HC Deb 11 November 1998 vol 319 cc209-10W
Mr. Jim Cunningham

To ask the Secretary of State for International Development what measures her Department has taken to encourage tropical nations to maintain the size and diversity of their rain forests. [58715]

Clare Short

My Department's aim is the elimination of poverty through the promotion of sustainable development, including conservation of the environment. Our approach towards the conservation of rain forests and the problem of deforestation is to support work with our country partners bilaterally and multilaterally to improve management of forest resources in ways that lead to a range of benefits to poor communities as well as helping to secure the global environmental benefits that forests offer. These activities positively encourage partner countries to protect and maintain the size and diversity of their forests.

Our approach to forests, encompasses a wide range of interventions from policy and sector planning, institutional development, education and training, through to forest information systems, forest management, forest conservation and research. The current portfolio of projects represents a commitment of £128 million.

In the past year, DFID has also supported a number of important new initiatives, for example: a grant of £3 million to the Guyana Sustainable Human Development Project, which will benefit forest-dependent communities encircling the Iwokrama Rain Forest. a grant of £2 million to the UNDP's Global Programme on Forests: Forest Management to Support Sustainable Livelihoods Project, which will promote public and private sector partnerships for sustainable forest management. a grant of £400,000 to the FRA 2000 project-FAO's global assessment of the status and condition of forest resources.

DFID also played an active part in the development and implementation of the Action Programme on Forests which was approved by Foreign Ministers and endorsed by Heads of Government at the G8 Birmingham Summit.
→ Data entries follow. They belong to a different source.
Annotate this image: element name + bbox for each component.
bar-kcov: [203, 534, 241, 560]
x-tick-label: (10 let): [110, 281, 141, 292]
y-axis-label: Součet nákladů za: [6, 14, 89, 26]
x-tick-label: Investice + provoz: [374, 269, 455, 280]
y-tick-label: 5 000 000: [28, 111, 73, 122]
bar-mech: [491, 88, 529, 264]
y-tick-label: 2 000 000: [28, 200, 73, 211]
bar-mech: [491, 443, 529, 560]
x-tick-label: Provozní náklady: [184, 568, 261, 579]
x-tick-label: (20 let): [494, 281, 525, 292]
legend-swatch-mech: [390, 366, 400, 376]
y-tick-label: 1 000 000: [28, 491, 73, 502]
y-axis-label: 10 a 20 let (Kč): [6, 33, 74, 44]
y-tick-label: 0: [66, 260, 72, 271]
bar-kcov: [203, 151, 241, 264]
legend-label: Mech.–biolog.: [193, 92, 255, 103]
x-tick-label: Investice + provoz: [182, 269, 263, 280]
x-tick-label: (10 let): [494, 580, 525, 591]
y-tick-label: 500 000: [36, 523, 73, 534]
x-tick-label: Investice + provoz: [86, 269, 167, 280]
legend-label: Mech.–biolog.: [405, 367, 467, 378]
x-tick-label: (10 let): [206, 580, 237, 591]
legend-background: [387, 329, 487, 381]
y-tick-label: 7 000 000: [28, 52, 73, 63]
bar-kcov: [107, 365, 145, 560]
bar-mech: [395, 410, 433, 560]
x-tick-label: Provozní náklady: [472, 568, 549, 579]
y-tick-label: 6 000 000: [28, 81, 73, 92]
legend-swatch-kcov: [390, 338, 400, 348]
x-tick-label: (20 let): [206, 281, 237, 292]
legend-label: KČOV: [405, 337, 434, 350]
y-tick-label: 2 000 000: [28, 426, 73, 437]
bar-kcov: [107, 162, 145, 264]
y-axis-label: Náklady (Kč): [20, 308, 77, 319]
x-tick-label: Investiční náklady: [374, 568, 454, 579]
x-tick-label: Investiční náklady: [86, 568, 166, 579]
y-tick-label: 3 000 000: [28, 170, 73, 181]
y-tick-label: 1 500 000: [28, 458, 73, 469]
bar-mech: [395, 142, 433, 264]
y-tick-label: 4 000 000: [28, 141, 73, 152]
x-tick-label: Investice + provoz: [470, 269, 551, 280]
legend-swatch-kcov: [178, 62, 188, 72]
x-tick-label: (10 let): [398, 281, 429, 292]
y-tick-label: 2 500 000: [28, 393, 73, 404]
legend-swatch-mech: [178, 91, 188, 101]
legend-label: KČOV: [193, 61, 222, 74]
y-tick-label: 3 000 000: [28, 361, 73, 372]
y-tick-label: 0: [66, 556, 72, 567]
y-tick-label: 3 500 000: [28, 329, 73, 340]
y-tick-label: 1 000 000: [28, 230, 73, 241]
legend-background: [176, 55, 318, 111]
This commits G8 Members to a range of specific measures at domestic and international levels designed to support sustainable forest management. DFID is also actively involved in the UN Intergovernmental Forum on Forests, whose remit is to promote and facilitate the implementation of the Intergovernmental Panel on Forests (IPF) proposals for action, and reviewing, monitoring and reporting on progress in the management, conservation and sustainable development of all types of forests. The UNDP Global Programme on Forests to which DFID has provided a substantial contribution will concentrate on the implementation of the IPF' s proposals for action. DFID also continues to support the work of the International Tropical Timber Organisation, which is dedicated to promoting the conservation, sustainable management and rational utilisation and trade of the world's tropical forest resources, through international co-operation.

Details of my Department's forestry activities are set out in our publications: forests MATTER and our DFID Forestry Sector Projects, both of which are in the Library of the House and are available from DFID' s Environment Policy Department.